Blast Off

Off to the Hammersmith Lyric last Thursday to see the revived production of Sarah Kane’s Blasted. I won’t go into too much detail on grounds of plot spoilers, but I would like to point to a few things which grabbed my attention…

Overall I thought it was a thoroughly gripping (entertaining is the wrong word) experience and I would recommend this production. The acting was excellent. Danny Webb was particularly believable as the grizzled, gin-soaked northern hack, consumed by drink, cigarettes, cynicism and a life of amoral behaviour (though all three cast members were very good).

It is a commonplace that this play is explicit, violent and (therefore) controversial. I didn’t see it the first time around – I think I was too young* – but I became aware of it while at university and had been hoping to see a good revived production for some time. The narrative arc describes an incrementally more violent path which begins in the sphere of personal relationships, and culminates in Brechtian post-civil war apocalypse. There are somewhat gauche allusions to Shakespeare and Beckett, and (less clumsily) to the aforementioned Brecht (and, perhaps, Pinter).

The play is far from flawless, and it does feel unpolished and a little earnest, but the universal themes are bravely and honestly handled; it is thought-provoking but not in that frequent shock-for-shock’s-sake manner.
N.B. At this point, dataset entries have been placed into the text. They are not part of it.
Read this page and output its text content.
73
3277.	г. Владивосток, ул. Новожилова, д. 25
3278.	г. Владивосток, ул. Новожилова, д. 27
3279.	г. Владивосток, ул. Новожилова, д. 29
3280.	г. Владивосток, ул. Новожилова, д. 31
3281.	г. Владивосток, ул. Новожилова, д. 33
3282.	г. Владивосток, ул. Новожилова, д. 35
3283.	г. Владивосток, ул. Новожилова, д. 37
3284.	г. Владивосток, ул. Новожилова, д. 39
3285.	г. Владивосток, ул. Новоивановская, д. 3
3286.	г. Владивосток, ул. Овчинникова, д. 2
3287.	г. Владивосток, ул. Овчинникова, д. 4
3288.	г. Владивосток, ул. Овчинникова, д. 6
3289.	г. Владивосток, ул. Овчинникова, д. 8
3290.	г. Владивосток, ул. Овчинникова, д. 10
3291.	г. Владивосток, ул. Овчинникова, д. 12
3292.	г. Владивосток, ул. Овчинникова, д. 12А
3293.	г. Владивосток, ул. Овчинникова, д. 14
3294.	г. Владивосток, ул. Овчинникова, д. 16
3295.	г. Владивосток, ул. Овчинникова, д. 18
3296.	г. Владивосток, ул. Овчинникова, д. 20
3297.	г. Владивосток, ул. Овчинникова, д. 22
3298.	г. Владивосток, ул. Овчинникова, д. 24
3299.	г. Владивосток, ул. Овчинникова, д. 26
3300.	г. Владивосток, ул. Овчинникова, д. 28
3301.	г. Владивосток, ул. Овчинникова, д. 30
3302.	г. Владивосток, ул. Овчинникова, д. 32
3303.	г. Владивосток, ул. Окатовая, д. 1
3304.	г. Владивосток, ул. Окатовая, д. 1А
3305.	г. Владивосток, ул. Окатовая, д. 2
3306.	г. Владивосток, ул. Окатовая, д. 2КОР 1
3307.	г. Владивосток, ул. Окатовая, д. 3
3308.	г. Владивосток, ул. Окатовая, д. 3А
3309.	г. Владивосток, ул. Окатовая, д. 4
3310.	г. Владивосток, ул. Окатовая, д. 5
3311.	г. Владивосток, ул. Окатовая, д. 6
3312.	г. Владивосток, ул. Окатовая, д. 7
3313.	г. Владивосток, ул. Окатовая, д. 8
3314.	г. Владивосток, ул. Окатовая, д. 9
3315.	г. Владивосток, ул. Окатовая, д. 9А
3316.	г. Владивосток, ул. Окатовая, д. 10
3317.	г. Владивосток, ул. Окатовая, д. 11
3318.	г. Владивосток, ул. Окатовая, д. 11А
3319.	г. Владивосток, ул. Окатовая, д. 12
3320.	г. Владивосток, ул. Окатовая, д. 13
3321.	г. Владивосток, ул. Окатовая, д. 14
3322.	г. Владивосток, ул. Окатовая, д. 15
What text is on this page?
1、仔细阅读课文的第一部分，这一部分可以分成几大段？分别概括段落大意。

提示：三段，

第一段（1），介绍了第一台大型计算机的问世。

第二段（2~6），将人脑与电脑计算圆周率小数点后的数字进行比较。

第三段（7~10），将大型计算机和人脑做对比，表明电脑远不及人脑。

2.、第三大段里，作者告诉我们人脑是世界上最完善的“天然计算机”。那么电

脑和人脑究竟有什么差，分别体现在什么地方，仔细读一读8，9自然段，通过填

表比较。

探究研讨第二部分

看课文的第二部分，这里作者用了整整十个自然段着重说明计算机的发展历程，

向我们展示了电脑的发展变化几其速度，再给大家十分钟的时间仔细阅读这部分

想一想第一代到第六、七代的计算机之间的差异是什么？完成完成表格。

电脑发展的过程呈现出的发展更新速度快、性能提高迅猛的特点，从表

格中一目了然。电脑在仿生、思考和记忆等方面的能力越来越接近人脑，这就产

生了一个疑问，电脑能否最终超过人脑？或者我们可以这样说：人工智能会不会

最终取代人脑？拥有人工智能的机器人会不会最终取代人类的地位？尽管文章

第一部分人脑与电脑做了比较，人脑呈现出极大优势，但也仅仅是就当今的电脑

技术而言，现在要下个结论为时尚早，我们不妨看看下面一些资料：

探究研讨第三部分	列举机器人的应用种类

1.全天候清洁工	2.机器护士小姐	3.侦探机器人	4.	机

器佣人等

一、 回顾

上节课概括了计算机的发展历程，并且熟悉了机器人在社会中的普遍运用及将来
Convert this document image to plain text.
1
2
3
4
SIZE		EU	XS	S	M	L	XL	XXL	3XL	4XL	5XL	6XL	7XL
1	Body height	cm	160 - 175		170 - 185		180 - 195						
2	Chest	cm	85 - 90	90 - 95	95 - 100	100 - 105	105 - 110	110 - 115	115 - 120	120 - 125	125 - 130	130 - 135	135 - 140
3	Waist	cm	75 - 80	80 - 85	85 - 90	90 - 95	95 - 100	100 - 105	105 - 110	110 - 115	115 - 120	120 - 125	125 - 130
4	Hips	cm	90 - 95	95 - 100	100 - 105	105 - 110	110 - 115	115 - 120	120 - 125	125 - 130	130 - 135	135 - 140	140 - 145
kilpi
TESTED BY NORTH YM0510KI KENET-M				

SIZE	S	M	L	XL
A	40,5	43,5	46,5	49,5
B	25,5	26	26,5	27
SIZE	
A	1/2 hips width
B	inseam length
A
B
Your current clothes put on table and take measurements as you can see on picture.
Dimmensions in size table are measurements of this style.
We got second row seats for only £15, which was arguably a bit close for the grimmest scenes, but did allow a full appreciation of the disturbing spectacle, from initial comical bathos to final empty oblivion.

*The vast number of schoolchildren at the performance suggested to me that Blasted has made its way onto the A-Level syllabus. If so, this represents a great leap forward in trusting teenagers to engage with such adult themes. However, groups of sixteen year olds at the theatre reacted as you might expect them too: with giggling at virtually every scene. While the first act is undoubtedly played for laughs – comical nudity included – the rest is increasingly brutal. After the first hints of real violence, only the final Beckettian scene provoked a wry chuckle from me, and that was more for the surreal stage setting than any of the action or dialogue. The nervous tittering throughout was actually rather offputting for me – I felt like the horror deserved more silence.